6:30 p.m. Twentieth Floor. Waverly Hotel.
"How's it goin'? Nice to see ya'."
Mack Conwell signed in at the registration table, clipped his name tag to his jacket and strolled down the plush hallway that led to the skywalk and banquet room, shaking hands with all the fascists and death merchants, a bunch of fat executives, mostly, a couple golf buddies, defense honchos from all over the west coast. The Secret Service robots were getting into position now and everybody started to make their way over to the skywalk, whispering, excited. Conwell had to snicker. Some of the biggest wheels in the defense industry and they were all giddy because President Buzard had finally showed up to beg for their money.
"Wait for me, Mr. Conwell." Marci Lynn Anderson, his very own personal assistant, stumbled over to him, pinning her ID to her sleeveless blouse and fussing with her hair. "Are we going to meet the President?" she asked, tripping along beside him in those ten-foot heels, martini in one hand, hanging onto his arm to keep her balance. The dumb cooze was all hot and bothered. Buzard was a lady killer, the youngest president in US history, blah-de-blah. Seeing her all a-twitter kind of ticked Conwell off.
"Ladies and gentlemen, the President of the United States."
They had just reached the lobby when Buzard got off the parking garage elevator at the other end of the skywalk and headed towards them with his entourage—press secretary, a couple lackeys, five or six goons in suits. The Secret Service was holding everybody back, watching their hands, ready to beat them into submission if they got too close to His Majesty. Buzard was a handsome bastard, all right: slender, fit, dark hair, piercing eyes, cool smile. He was one of those East Coast neoliberal technocrats Conwell could never stand. Sophisticated. Polished. Ivy League schools. He was wearing a million-dollar suit, perfectly groomed and manicured like an army of slaves had just buffed him down with a horse brush and a couple of floor-polishing machines. Scanning the crowd, he gave them a detached smile like he was secretly amused to find himself in the company of this button-down rabble. An aristocrat. Big-whoopee-do.
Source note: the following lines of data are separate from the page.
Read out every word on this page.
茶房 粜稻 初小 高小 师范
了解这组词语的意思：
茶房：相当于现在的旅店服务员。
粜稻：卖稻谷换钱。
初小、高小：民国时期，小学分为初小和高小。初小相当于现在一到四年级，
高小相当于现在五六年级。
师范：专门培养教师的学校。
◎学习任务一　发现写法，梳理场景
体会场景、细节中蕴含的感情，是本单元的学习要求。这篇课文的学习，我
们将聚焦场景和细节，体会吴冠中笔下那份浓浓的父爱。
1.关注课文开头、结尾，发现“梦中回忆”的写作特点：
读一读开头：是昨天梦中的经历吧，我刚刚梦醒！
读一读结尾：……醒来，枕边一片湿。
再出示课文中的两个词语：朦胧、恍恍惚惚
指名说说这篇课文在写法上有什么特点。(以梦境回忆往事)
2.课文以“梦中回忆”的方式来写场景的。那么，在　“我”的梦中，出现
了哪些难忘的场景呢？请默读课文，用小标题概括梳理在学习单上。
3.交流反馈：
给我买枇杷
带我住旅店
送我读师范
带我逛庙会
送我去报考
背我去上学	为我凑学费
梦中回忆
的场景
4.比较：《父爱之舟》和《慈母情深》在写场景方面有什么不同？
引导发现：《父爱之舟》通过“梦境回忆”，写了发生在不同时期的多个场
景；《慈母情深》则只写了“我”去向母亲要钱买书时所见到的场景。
"Hello," Buzard said, shaking hands as he walked by. "How are you? Hello."
"Mack Conwell," Conwell said, grabbing the royal flipper. "Transportation Services Director. Revok Industries. This is my executive secretary, Marci Anderson."
"Mr. Conwell." Buzard had these dead eyes. Camera eyes. They zoomed in for a second, flickering, curious, scanning Conwell, then moving past him, focusing on Marci.
"Mr President," she gushed. "I'm your biggest supporter."
Conwell almost laughed out loud.
"Well, thank you." Buzard smiled. "I appreciate that."
He passed down the line and entered the banquet room to general applause from the other suits who had already taken their seats. Big turnout this year. Almost three-hundred people. NORCAL always pulled out the stops. Conwell and Marci followed with the rest of the peons, shuffling along in a babble of voices. Time to chow down. Buzard was going to deliver the keynote address, something about "The Challenges Of The Next Thousand Years" or some kind of futuristic crap like that. Conwell didn't care one way or another. He was starving. He'd sit through a sermon if there was a dead cow at the end of it.
"They're watching you," Marci whispered as they entered the banquet room.
"Huh? What're you talking about?"
"Those Secret Service guys." She glanced around. "They've been watching you the whole time. One of them moved over next to me when the President got here. There was another one right behind you. Didn't you see them?"
"Don't worry, baby." Conwell patted her butt discretely. "They're just checking out your hooters."